Т.П. Григорьева
Движение красоты: Размышления о японской культуре
М.: "Восточная литература" РАН, 2005, с. 180-192.
Возьмите любую танка, с которых начинается японская литература, вы не найдете в ней ничего ирреального, сверхъестественного, ничего, кроме образов природы и человеческих чувств. И все же вас не оставляет чувство ирреальности реального. Не воплощено ли в них представление о том, что личность же существо, живущее в мире, а существо, переживающее мир»? Не природа и человеческие чувства, а природа в человеческих чувствах.
Своеобразная структура мышления породила своеобразную структуру образа. Влияние буддизма не в том, что в японской литературе звучат мотивы иллюзорности, непрочности, эфемерности бытия, а в том, что буддийское мироощущение привело к особому принципу художественного мышления. Осознание нереальности эмпирического бытия и реальности неявленного, истинно-сущего, нерасчлененность реального и идеального сказались на структуре образа, на строении художественного организма. Как говорил Дюмулен о японском искусстве, «вещи как вещи, все по-земному, и все же постоянно ощущаешь отблеск абсолютного» [206, с. 189].
И для классической поэзии характерно присутствие того, что невидимо, чего нет в стихах, но что живет в намеке. Вокруг устойчивого ядра — того, что стихи вызывают в воображении, — призрачная, вибрирующая ткань образа. Акцент на недосказанном. Главное то, что за словами. Главное— не сказанное, а недосказанное, «душевный отклик» {ёдзё). Быстро исчезает красота; в душе остается только замирающий отзвук, нагори — воспоминание чувств. И потому в реальном, несмотря на кажущуюся достоверность образа, ощущается отблеск ирреального, привкус Небытия. Танка ли, хокку, ранние рассказы Куникида Доппо, фильмы Куросава или романы Абэ Кобо — это своего рода «нереалистический» реализм. Традиция нерасчлененности «романтического» и «реалистического» обнаруживается в японском искусстве по сей день.

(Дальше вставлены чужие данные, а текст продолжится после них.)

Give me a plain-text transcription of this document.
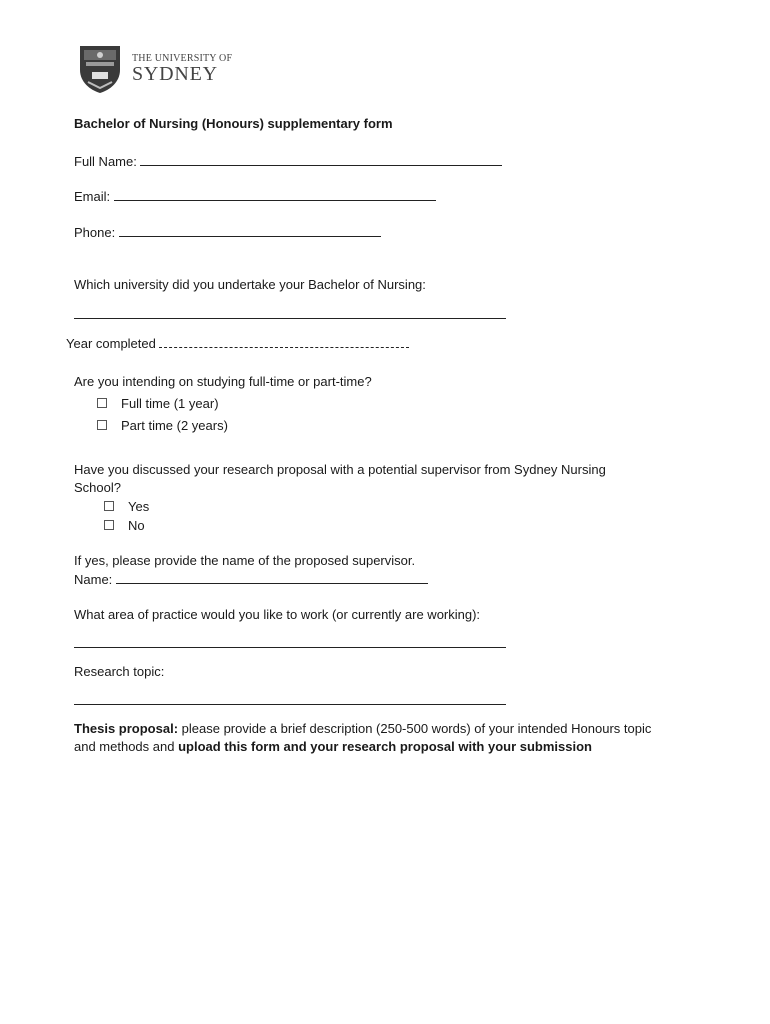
THE UNIVERSITY OF
SYDNEY
Bachelor of Nursing (Honours) supplementary form
Full Name:
Email:
Phone:
Which university did you undertake your Bachelor of Nursing:
Year completed
Are you intending on studying full-time or part-time?
Full time (1 year)
Part time (2 years)
Have you discussed your research proposal with a potential supervisor from Sydney Nursing
School?
Yes
No
If yes, please provide the name of the proposed supervisor.
Name:
What area of practice would you like to work (or currently are working):
Research topic:
Thesis proposal: please provide a brief description (250-500 words) of your intended Honours topic
and methods and upload this form and your research proposal with your submission
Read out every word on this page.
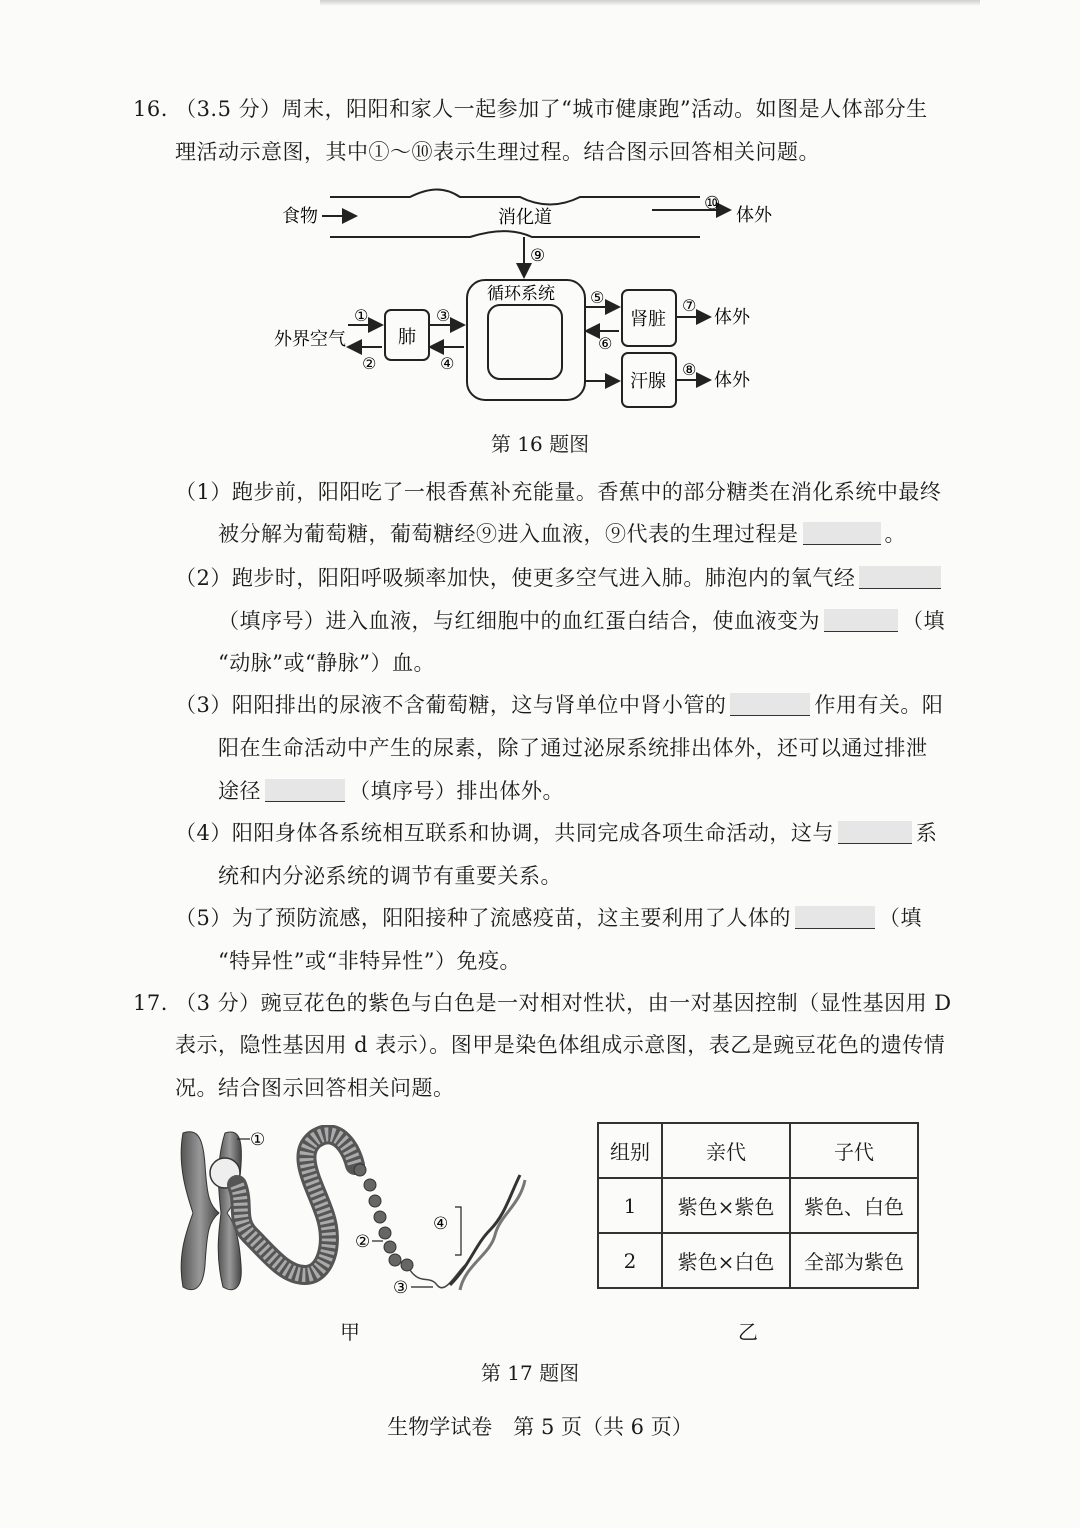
16. （3.5 分）周末，阳阳和家人一起参加了“城市健康跑”活动。如图是人体部分生
理活动示意图，其中①～⑩表示生理过程。结合图示回答相关问题。
食物	消化道
⑩
体外
⑨
循环系统
肺
外界空气
①
②
③
④
肾脏
⑤
⑥
⑦
体外
汗腺
⑧
体外
第 16 题图
（1）跑步前，阳阳吃了一根香蕉补充能量。香蕉中的部分糖类在消化系统中最终
被分解为葡萄糖，葡萄糖经⑨进入血液，⑨代表的生理过程是	。
（2）跑步时，阳阳呼吸频率加快，使更多空气进入肺。肺泡内的氧气经
（填序号）进入血液，与红细胞中的血红蛋白结合，使血液变为	（填
“动脉”或“静脉”）血。
（3）阳阳排出的尿液不含葡萄糖，这与肾单位中肾小管的	作用有关。阳
阳在生命活动中产生的尿素，除了通过泌尿系统排出体外，还可以通过排泄
途径	（填序号）排出体外。
（4）阳阳身体各系统相互联系和协调，共同完成各项生命活动，这与	系
统和内分泌系统的调节有重要关系。
（5）为了预防流感，阳阳接种了流感疫苗，这主要利用了人体的	（填
“特异性”或“非特异性”）免疫。
17. （3 分）豌豆花色的紫色与白色是一对相对性状，由一对基因控制（显性基因用 D
表示，隐性基因用 d 表示）。图甲是染色体组成示意图，表乙是豌豆花色的遗传情
况。结合图示回答相关问题。
①
②
③
④
组别	亲代	子代
1	紫色×紫色	紫色、白色
2	紫色×白色	全部为紫色
甲	乙
第 17 题图
生物学试卷　第 5 页（共 6 页）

Но если это так, то за счет чего же происходило движение японского искусства? Как известно, всякое движение обусловлено взаимодействием сторон. И хотя, как я пыталась показать, тип связи противоположностей имеет интравертный характер, но покой порождал движение по закону «неизменного в изменчивом» (фуэки-рюко).
Примечания
1 По-японски киин сэйдо.
2 Киин — ритмически правильное дыхание. Когда «сатори рождает произведение искусства, оно сообщает ему киин, благодаря которому обнаруживается мё (таинственное), позволяющее проникнуть в сокровенно-прекрасное югэн», — пишет Судзуки [236, с. 220}.
3 Правда, С. Соколов ведет речь о хайга — направлении в японской живописи более позднего времени (ХУП-ХУШ вв.). когда акценты были переставлены — живопись свидетельствовала о пробуждении личностного сознания.
4 Большой японско-русский словарь предлагает на сей раз довольно точный перевод термина кёдзииу-химаку как «нечто между реальностью и нереальностью... литература находится в тончайшем слое, лежащем между действительностью и небытием» [18, т. 1, с. 387]. Секрет в том, что бытие — одновременно и небытие, а небытие есть бытие, все пребывает в позиции постоянного взаимообращения.
5 Хисамацу имеет в виду историю, которую пересказал Тикамацу: «У одной придворной дамы был возлюбленный. Они любили друг друга со всем пылом страсти, но дама обитала в глубине дворцовых покоев, и возлюбленный не мог посещать ее... Она так тосковала по нему, что велела изготовить его деревянное подобие. В отличие от обыкновенных кукол оно ничем не нарушало сходства. О цвете лица и говорить нечего, — так верно он был соблюден, даже поры на коже, даже отверстия в ушах были в точности изображены... человек и кукла лишь одним отличались друг от друга: в человеке была душа, а кукла была лишена оной.
Когда же дама увидела сие подобие, столь верно изображавшее живого человека, то интерес ее остыл, а на душе стало жутко и тяжело. Скоро остыла в ней и любовь, а кукла стала так противна, что дама выбросила ее» [104, с. 81].